Sem embargo dessa suspensão da eficácia pelo ministro Luiz Fux, é relevante citarmos que menos de uma semana antes, o ministro Dias Toffoli concedeu parcialmente medida cautelar na ADI nº 6.298/DF, mantendo a implementação do juiz das garantias e concedendo prazo de 180 dias para os tribunais se ajustarem a nova sistemática, pois considerou insuficiente o prazo de 30 dias concedido pelo Congresso Nacional [3].

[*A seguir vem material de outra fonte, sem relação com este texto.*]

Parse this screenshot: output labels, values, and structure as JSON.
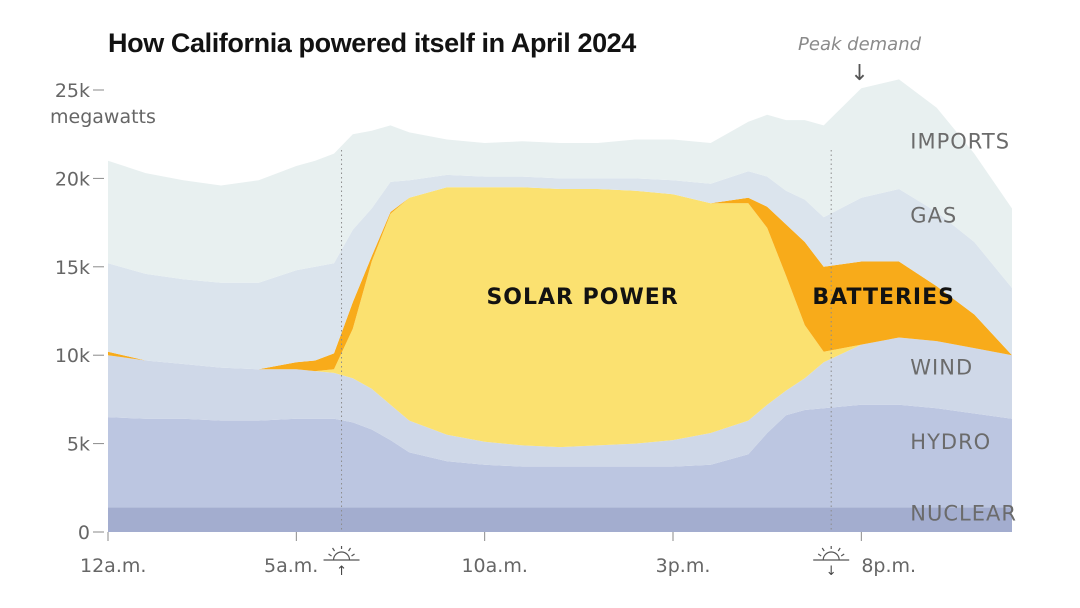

Malgrado as discordâncias, é dentro desse contexto que a Lei 13.964/19, com a introdução dos artigos 3º-B, 3º-C, 3º-D, 3º-E e 3º-F, valida o padrão acusatório e promove uma importante mudança em direção de um processo penal democrático. Considerando a promulgação da Constituição Federal de 1988 e a incorporação de vários tratados internacionais sobre direitos humanos, é cristalino que a estrutura da legislação processual penal deve se pautar no modelo acusatório. É o que se extrai do artigo 129, inciso I, da Constituição Federal e artigo 8º, nº 1, da Convenção Americana de Direitos Humanos. Nesse sentido, Geraldo Prado (2005, p. 177/188), reforça:
"(…) A natureza verdadeiramente acusatória de um princípio processual constitucional demanda, para verificar-se, não só a existência de uma acusação (mesmo os procedimentos inquisitoriais podem conviver com uma acusação), mas tanto, e, principalmente, que esta acusação revele uma alternativa de solução do conflito de interesses ou caso penal oposta à alternativa deduzida no exercício do direito de defesa, ambas, entretanto, dispostas a conformar o juízo ou solução da causa penal.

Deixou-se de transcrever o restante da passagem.